Let’s be honest we only put this one on the 52 week food storage list because we know most of you make cookies, cakes and sweets and need icing. However, those of you who don’t need powdered sugar for any reason then don’t worry about it. Personally we never use powdered sugar, but if for some reason the power is out for a long time or the internet is down then we’ll need to take up a new hobby. Instead of using the computer and internet every second of the day, we could start baking and making french toast and crepes for breakfast every day. Yum! sounds exciting, maybe we need to start today.

Powdered Sugar is snowy white in color. It has a delicate, soft, supple texture, and it mixes and creams into delicious, smooth frostings. Powdered sugar is also known as confectioner’s sugar or icing sugar. It contains a small percentage of cornstarch to prevent caking, and is available in different grades of crystal fineness.

Most people shopping for this ingredient at the store don’t know that it comes in a variety of grades referring to how finely it is ground. 14X is typically the highest grind, but this may not be shown on labels, and for most home baking it isn’t necessary to buy a specific grind. Higher grinds do dissolve more quickly and may be more suited for things like whipping cream. Powdered sugar labeled XXXX is slightly finer than that labeled XXX but they can be used interchangeably.
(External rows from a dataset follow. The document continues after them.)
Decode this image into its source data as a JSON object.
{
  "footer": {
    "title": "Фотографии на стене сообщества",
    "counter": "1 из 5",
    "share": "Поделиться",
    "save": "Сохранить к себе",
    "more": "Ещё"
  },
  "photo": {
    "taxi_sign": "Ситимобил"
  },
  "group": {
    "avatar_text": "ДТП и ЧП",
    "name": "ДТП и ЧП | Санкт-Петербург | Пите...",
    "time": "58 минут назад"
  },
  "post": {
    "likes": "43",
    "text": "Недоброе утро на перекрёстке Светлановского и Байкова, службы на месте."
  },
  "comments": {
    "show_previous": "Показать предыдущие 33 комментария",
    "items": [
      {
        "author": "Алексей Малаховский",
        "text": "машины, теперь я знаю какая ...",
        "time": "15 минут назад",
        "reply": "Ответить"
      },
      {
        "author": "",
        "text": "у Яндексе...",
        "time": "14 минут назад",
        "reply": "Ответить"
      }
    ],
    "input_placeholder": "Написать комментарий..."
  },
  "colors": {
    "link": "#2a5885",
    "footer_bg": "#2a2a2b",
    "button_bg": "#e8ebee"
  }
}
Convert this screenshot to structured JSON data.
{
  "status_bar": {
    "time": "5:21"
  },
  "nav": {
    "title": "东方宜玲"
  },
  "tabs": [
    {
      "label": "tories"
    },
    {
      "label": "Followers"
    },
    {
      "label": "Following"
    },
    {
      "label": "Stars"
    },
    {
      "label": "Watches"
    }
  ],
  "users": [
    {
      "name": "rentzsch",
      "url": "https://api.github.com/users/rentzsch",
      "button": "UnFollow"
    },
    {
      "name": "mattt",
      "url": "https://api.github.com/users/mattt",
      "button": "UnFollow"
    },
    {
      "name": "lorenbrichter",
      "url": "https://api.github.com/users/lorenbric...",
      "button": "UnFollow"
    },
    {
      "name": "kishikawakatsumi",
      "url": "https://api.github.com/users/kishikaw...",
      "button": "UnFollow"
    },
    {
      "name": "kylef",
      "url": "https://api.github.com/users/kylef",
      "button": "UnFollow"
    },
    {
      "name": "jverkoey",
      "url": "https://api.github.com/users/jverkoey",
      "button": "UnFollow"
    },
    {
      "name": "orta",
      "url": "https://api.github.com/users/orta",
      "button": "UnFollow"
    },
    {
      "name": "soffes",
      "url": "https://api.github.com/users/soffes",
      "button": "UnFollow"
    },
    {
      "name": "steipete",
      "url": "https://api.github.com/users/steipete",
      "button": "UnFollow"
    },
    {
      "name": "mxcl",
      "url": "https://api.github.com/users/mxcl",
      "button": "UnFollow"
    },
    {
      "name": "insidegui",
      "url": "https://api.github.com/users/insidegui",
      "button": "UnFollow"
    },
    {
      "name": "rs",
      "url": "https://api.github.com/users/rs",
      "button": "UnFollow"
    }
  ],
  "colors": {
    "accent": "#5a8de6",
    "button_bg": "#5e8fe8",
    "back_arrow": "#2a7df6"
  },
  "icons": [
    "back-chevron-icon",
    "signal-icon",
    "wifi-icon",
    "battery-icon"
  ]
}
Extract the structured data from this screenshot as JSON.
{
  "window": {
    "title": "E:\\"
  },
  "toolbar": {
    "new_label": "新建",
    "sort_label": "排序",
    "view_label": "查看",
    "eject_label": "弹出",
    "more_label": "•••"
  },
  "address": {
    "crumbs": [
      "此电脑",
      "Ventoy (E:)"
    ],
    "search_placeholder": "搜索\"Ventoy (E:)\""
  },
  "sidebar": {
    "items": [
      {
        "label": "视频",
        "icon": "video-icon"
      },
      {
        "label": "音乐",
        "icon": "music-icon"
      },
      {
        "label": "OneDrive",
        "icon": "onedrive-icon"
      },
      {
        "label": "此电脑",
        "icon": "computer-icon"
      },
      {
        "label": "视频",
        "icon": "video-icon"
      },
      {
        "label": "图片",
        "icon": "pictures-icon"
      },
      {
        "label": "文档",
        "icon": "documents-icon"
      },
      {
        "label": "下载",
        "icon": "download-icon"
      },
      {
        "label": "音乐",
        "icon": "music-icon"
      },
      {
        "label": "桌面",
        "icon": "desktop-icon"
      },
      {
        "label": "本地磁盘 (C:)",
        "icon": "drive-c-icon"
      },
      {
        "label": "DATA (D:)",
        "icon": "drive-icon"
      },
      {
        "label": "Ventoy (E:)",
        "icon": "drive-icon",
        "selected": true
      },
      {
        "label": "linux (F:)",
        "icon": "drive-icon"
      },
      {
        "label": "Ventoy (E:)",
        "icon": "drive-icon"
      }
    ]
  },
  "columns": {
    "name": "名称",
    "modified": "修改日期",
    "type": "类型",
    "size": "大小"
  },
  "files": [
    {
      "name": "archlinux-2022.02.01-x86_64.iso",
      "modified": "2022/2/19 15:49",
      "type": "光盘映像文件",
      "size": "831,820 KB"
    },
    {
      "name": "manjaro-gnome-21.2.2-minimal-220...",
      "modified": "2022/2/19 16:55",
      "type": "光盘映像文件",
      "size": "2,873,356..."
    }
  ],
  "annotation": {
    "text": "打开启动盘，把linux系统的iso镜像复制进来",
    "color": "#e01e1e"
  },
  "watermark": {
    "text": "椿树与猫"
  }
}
Powdered sugar has a finer crystal size than Granulated Sugar and contains 3% cornstarch that keeps the sugar soft. Substitutions may result in unsatisfactory results. However if you really want to try there is of course a way. To make powdered sugar, combine a cup of granulated sugar with about two tablespoons of cornstarch in the blender (about 227 grams of sugar and 57 grams of cornstarch). Blend until the sugar reaches a fine powder. Let the sugar sit for approximately 15 minutes prior to using.

Store powdered sugar in a cool, dry location (not the refrigerator). When it gets moist, it develops lumps. And because of its physical properties, it tends to absorb strong odors – it can even absorb odors through the package.